#include <iostream>
usingnamespace std;
int addition (int a, int b)
{
int r;
r=a+b;
return (r);
}
int main ()
{
int z;
z = addition (5,3);
cout << "The result is " << z;
return 0;
}
And i when i tried to remove the return(r); ,the output still the same.
So what is return(r) for in the code above?
Functions that have non-void return type shall return an object. The compiler must issue an error when you removed the return statement. Without the return statement the function has undefined behaviour.
I can guess why your code without the return statement worked, The compiler placed the value of the expression a + b in register EAX. In main in this statement
z = addition (5,3);
the compiler used the same register EAX to assign the result of the function execution to variable z.
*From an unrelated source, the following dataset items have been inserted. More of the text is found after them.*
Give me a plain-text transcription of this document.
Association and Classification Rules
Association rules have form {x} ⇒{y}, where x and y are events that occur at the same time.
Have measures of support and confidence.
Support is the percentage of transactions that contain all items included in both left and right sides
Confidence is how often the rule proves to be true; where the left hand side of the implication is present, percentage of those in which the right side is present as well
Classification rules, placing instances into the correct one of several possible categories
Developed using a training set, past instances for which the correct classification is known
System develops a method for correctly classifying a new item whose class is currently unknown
It worked only due to the function is very simple and the register EAX was not overwritten before exiting the function.
@vlad from moscow
so you're saying that because the function is named addition, and because the EAX also know addition , it return the value by itself?
@Techno01
did you tried to compile it then execute it ?
what compile do you work with?
@vlad from moscow
so you're saying that because the function is named addition, and because the EAX also know addition , it return the value by itself?
it seems when the control reached the closing brace of the function register EAX contained the result of the calculation. So when the control was returned to main the object code used register EAX to assign the return value to variable z. But it is a fortune that EAX contained the result. In general the function behaviour is undefined.
I can see that its hard for you to understand some of the "why does it work if it actually should not"..
To easy you.. just type the return.
It was probably a lucky accident that it worked out for you, but you should always write a return statement.
Even if you actually don't want to return something, always use return 0;.
Else you will have big problems later on in programming.